In Europe, monthly BYD registrations rose 165% last month. Earlier this year, BYD opened a new factory in Hungary as a way to get around European tariffs on imported Chinese EVs. It also is laying the groundwork for entering the Canadian market, after the government lowered tariffs on a capped number of Chinese-made EVs from 100% to 6.1%.
“China’s NEVs continue to lead the world in technology, product quality, and industrial chain integrity,” Wang wrote in his letter. “This represents a golden window period of opportunity for Chinese brands to go global.”
BYD passenger cars are still unavailable in the U.S. due to high tariffs and national security concerns. However, BYD does have a plant in California that manufactures electric busses and trucks.

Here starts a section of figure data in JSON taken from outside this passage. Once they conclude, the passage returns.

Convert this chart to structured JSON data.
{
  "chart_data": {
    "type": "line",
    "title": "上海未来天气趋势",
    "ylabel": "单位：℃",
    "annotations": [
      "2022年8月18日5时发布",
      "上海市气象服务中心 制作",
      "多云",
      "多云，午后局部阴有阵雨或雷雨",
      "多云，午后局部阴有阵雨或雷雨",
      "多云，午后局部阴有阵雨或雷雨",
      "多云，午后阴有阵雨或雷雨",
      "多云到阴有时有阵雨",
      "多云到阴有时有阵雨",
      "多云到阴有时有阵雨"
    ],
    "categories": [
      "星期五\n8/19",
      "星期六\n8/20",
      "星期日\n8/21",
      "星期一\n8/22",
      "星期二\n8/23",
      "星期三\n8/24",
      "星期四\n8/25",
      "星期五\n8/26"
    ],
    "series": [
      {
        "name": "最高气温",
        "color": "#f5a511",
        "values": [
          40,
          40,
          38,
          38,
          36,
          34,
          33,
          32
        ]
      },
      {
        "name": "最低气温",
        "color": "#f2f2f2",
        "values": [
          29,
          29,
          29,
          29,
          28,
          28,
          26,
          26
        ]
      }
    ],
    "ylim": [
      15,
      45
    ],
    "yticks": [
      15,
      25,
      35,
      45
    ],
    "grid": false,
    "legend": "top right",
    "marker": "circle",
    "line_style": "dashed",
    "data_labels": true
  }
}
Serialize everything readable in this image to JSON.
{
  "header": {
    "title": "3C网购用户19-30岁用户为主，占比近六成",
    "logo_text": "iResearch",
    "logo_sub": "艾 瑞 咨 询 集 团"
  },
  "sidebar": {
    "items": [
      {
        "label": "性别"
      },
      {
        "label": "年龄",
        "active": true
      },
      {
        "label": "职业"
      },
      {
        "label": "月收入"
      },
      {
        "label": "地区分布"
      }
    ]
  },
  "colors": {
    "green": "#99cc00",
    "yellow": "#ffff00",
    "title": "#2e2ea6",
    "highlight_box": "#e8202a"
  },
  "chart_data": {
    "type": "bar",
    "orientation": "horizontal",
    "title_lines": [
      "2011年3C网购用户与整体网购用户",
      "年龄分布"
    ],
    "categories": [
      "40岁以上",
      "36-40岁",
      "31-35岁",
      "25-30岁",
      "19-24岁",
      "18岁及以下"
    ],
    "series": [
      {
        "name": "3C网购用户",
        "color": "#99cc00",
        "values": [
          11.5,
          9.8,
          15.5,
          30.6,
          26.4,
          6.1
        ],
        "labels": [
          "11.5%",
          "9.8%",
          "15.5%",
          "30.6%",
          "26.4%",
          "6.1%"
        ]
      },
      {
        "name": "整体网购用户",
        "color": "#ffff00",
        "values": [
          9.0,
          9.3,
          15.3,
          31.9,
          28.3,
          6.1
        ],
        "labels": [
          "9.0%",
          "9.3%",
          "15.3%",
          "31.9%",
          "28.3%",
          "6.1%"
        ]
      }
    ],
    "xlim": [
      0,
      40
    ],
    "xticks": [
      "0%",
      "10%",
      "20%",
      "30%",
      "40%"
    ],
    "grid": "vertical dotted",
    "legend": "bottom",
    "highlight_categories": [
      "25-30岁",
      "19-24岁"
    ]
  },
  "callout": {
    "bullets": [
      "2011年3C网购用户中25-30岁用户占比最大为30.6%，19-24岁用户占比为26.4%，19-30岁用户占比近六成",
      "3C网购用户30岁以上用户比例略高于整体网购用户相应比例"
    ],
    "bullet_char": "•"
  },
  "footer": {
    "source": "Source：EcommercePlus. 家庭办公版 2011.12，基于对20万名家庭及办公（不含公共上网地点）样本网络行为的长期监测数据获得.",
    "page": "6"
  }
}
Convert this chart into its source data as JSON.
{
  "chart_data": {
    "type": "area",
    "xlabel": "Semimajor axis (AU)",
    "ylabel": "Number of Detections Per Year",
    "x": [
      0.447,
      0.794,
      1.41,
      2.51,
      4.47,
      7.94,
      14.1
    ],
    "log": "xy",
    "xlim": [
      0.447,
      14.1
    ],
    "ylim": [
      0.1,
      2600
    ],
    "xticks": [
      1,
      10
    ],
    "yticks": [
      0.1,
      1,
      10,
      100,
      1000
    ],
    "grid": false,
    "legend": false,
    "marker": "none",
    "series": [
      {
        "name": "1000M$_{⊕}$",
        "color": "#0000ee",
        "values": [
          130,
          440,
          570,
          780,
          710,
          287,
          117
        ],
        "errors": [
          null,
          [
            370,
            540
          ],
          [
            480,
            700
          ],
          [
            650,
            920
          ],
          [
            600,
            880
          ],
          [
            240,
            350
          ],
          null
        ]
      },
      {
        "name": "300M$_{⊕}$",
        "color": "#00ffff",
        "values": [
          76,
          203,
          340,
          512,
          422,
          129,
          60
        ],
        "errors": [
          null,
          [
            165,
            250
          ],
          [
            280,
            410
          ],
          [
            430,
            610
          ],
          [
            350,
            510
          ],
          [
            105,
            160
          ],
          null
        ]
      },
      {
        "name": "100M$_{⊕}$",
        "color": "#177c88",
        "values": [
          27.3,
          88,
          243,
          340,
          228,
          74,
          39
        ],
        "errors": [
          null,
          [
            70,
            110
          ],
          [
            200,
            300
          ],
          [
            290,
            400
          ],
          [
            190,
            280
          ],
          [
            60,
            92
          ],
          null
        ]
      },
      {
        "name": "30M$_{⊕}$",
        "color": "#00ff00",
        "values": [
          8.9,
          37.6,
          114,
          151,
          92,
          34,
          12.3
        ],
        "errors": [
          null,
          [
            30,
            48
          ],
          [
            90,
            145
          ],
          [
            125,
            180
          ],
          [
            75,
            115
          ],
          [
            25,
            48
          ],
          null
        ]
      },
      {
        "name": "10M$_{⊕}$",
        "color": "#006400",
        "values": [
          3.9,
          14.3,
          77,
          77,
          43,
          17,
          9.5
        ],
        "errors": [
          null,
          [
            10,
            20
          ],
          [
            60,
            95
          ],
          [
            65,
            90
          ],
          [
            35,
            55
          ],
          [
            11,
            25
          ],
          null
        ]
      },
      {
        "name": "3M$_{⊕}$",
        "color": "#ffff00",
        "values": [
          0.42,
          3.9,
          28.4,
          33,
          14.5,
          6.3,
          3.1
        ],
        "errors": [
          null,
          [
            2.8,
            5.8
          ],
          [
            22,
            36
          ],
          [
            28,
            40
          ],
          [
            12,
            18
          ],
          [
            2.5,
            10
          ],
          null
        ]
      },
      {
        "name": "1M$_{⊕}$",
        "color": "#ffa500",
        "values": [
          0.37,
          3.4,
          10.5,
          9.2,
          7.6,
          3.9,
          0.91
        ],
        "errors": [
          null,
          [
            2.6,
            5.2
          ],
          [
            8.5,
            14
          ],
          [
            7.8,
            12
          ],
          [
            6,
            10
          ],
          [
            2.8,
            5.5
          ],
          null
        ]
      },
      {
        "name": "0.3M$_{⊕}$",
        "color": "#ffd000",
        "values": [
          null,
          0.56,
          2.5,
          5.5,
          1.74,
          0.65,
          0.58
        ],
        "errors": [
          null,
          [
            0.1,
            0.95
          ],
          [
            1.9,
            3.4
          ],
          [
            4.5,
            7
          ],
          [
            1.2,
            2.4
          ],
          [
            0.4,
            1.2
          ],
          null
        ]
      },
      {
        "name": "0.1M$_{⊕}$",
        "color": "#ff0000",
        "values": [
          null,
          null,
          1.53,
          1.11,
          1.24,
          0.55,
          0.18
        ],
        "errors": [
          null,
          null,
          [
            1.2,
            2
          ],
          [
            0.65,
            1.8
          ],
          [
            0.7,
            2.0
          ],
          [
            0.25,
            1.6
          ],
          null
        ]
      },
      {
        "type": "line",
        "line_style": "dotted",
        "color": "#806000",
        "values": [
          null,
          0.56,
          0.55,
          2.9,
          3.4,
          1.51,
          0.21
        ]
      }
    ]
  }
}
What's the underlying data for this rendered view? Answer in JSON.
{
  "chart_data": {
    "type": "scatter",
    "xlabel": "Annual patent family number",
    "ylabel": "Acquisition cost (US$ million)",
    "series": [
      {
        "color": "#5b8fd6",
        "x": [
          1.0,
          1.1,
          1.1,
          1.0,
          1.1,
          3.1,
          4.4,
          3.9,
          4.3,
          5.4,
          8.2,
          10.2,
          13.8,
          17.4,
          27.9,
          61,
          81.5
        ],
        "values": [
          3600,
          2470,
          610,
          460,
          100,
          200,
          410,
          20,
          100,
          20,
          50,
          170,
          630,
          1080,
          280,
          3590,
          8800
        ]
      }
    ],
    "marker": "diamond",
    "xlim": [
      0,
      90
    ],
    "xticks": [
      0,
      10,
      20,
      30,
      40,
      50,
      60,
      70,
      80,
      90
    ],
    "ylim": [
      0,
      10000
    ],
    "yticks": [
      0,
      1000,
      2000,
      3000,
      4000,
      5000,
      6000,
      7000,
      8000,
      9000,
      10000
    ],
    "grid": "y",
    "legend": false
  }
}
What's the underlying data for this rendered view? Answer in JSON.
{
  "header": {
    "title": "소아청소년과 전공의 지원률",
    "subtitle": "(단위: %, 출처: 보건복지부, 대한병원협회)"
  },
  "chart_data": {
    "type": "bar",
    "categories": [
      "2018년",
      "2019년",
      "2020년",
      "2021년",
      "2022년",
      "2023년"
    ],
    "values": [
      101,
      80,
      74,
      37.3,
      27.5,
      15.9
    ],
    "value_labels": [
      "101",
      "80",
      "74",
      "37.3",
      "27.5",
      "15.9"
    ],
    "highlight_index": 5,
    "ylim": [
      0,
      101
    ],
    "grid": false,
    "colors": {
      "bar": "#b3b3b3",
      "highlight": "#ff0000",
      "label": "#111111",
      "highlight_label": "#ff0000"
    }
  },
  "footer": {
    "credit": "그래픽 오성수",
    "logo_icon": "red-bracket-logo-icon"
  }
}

Q1 Deliveries And A Spring Recovery?
BYD and other Chinese electric-vehicle makers will release first-quarter EV sales on April 1. Tesla (TSLA) will report Q1 global deliveries on April 2.
As January-February figures suggest, BYD’s Q1 sales will likely be weak, especially at home.
BYD’s recovery hopes start in April. The EV giant has unveiled a number of new or refreshed models boasting flash charging, while rapidly building out a flash-charging network. BYD should see some sort of sales boost, but how strong and for how long?
Keep in mind that Geely, Leapmotor and virtually every EV maker operating in China also are rolling out their latest EV offerings, and with extremely competitive pricing.
The one exception is Tesla, which has even denied reports that it’ll introduce a stripped-down Model 3 in China soon. Tesla stock fell 3% on Friday afternoon, hitting a six-month low.